Friday, May 21, 2010
No. 4: On the cluster phenomenon
Samsung Electronics of Korea has been growing remarkably by focusing its management resources on the LCD TV that incorporates light-emitting diodes for backlight. Because the LCD TV is positioned as a high-end product, it is rarely subject to discount besides being rather profitable. In the North American market, the LCD TV allows Samsung Electronics to have a higher average sales price than Sony in the North American market in the flat-screen TV business. When we Japanese see advertising on the TV, we presume that Japanese makers are dominant in the world market. However, the fact is that Samsung is the market leader with 24% share. It is followed by Sony with 15%, LG Electronics of Korea with 12%, and Sharp with 8%. The leading four makers account for nearly 60% in the world market.

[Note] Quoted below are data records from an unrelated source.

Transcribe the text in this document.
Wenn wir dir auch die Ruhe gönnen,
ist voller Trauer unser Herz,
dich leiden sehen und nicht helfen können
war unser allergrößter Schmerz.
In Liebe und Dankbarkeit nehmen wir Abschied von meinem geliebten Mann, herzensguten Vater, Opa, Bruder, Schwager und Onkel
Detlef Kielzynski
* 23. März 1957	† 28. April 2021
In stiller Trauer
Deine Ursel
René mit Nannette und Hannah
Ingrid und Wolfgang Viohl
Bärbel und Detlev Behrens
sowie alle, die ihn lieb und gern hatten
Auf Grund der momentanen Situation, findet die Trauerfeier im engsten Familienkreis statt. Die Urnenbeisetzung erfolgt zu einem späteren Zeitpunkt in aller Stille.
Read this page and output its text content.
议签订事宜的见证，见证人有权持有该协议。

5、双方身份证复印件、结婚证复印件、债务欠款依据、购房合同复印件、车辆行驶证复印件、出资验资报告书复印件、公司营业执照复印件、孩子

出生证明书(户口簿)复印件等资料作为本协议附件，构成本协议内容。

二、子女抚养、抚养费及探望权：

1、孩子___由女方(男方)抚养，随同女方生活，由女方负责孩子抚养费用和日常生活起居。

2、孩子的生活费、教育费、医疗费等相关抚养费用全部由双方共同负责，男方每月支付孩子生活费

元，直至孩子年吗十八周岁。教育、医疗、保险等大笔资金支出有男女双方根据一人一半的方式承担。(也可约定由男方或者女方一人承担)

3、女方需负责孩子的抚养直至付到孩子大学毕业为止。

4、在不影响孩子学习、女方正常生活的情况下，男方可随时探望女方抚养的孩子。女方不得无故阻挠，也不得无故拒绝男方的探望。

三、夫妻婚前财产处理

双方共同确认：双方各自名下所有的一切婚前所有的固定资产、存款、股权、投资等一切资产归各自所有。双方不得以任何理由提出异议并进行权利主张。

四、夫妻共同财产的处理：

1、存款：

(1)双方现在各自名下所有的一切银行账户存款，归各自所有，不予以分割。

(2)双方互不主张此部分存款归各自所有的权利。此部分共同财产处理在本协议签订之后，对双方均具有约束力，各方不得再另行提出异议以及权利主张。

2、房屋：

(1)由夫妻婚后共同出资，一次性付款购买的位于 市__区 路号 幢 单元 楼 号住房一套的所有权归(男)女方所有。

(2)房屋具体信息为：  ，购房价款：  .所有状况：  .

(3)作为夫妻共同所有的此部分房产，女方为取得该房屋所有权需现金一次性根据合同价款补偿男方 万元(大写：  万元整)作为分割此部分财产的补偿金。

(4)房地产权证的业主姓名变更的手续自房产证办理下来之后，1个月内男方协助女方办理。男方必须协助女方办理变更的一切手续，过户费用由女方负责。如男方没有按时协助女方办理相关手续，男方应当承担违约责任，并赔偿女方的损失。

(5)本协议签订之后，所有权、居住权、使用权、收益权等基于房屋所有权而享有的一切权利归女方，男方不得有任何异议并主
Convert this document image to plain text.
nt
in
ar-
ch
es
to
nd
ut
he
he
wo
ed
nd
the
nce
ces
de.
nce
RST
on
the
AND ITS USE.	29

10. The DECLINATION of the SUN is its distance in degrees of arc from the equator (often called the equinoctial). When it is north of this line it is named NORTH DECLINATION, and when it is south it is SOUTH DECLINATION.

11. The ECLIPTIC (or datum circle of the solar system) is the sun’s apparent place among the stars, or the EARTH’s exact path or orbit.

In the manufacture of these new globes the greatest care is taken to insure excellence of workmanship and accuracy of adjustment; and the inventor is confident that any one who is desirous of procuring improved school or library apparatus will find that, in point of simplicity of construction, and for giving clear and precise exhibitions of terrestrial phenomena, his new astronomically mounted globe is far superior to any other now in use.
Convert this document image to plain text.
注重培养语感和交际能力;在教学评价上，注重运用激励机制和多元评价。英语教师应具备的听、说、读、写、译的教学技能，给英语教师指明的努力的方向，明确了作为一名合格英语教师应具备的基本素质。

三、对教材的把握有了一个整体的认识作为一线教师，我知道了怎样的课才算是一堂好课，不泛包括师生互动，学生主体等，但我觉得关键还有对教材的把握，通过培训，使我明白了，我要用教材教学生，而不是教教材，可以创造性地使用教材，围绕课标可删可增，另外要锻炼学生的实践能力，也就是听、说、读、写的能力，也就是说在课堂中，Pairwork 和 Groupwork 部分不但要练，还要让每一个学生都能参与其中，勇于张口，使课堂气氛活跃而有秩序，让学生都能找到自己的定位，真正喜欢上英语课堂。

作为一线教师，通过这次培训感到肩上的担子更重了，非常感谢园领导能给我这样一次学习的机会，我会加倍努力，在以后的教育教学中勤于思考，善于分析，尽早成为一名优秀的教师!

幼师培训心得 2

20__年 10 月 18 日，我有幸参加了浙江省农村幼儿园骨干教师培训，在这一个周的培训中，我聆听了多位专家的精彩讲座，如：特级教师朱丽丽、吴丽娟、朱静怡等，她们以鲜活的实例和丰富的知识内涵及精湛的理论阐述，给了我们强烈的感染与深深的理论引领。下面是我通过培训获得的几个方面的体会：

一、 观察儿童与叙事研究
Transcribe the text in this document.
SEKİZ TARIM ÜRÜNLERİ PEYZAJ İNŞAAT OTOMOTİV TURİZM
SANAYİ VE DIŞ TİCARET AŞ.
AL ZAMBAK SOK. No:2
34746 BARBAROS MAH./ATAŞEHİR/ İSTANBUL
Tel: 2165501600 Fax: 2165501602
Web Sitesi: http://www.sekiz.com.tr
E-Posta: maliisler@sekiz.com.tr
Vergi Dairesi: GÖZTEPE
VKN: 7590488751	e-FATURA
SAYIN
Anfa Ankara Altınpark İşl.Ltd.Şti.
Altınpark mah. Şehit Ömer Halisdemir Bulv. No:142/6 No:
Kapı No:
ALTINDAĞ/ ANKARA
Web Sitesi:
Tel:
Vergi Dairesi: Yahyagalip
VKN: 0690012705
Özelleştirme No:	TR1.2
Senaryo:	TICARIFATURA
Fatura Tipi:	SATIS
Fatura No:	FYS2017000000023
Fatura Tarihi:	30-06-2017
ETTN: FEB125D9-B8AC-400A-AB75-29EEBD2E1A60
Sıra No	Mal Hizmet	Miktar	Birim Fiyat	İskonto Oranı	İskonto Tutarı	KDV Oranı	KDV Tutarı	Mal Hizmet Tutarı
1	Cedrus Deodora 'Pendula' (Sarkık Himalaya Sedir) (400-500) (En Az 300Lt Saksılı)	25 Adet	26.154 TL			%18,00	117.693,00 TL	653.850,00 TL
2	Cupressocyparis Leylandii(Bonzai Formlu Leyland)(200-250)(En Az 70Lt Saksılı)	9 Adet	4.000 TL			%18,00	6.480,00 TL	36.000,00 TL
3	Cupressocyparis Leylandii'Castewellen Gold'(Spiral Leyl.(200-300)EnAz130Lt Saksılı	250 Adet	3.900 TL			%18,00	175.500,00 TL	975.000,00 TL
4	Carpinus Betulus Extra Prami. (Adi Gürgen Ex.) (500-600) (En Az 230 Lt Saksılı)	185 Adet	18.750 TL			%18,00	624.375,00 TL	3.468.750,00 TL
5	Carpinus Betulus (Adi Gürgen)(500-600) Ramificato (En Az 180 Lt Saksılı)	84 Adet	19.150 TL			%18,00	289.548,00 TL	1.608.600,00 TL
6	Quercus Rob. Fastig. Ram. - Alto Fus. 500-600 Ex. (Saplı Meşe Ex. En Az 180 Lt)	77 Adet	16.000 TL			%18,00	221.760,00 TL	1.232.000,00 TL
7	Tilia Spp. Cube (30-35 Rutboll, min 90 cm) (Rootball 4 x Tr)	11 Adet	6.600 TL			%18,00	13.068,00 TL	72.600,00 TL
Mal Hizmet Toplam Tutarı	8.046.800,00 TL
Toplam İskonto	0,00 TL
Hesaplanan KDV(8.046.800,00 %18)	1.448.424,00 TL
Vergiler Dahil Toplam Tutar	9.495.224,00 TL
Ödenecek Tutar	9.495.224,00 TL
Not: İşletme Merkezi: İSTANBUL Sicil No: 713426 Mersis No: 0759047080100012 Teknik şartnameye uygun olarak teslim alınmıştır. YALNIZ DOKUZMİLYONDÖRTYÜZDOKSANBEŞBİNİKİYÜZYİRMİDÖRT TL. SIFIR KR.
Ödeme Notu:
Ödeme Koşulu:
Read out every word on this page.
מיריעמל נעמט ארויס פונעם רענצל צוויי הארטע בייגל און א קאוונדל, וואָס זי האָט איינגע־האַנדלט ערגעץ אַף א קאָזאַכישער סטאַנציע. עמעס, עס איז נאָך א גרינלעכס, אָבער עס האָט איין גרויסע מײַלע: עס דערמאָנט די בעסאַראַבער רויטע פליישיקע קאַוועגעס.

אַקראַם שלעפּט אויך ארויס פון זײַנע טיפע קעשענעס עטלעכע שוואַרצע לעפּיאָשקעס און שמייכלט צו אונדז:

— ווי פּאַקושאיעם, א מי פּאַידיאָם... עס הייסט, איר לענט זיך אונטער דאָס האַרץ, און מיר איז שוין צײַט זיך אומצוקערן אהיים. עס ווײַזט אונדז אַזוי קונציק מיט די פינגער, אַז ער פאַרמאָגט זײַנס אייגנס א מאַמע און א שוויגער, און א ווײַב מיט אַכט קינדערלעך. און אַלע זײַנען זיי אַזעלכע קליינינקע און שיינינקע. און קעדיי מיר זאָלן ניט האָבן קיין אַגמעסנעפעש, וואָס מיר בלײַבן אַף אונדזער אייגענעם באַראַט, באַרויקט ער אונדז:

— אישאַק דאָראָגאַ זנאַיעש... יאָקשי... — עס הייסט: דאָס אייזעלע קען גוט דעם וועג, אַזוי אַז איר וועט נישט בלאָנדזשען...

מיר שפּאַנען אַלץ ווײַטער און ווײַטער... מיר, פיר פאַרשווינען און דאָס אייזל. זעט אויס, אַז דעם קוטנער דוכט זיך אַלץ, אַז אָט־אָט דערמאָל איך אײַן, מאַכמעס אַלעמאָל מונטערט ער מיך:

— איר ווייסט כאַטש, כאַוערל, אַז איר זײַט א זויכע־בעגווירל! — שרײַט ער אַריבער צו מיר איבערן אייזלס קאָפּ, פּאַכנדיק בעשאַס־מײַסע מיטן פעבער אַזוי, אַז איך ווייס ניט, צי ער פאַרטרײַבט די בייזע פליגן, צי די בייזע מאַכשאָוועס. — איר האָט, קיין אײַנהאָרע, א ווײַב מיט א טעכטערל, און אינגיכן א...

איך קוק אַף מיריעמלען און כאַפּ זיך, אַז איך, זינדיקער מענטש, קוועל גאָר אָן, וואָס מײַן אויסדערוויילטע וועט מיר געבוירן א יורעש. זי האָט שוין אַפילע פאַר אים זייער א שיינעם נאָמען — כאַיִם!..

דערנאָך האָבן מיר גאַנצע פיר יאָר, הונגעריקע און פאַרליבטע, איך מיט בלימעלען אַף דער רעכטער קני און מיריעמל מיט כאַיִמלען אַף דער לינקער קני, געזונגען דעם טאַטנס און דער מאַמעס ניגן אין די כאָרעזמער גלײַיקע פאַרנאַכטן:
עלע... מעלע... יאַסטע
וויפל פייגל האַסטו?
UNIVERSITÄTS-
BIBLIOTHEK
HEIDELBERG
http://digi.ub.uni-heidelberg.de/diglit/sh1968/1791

Panasonic is behind Samsung in the world market, and its two strategies aiming at the world market, “Focus on the world as one market” and “Provide all electronics to every household,” are not working well. In fact, Panasonic’s ratio of foreign sales is 46%, while Sony and Samsung secure more than 80% of sales from the foreign market. At the present time, it is clear that Samsung strategy to sell selected items in the world market is working better. As element technology grows more sophisticated and its base grows wider, it grown more conspicuous that a specific area specializes in a certain technology, and companies involved in the industry cluster. For example, the software industry clusters in the U.S., and the flat screen TV clusters in Japan and Korea. As competition of technology development intensifies, focusing on specific technological field grows more important and the cluster phenomenon will grow more conspicuous.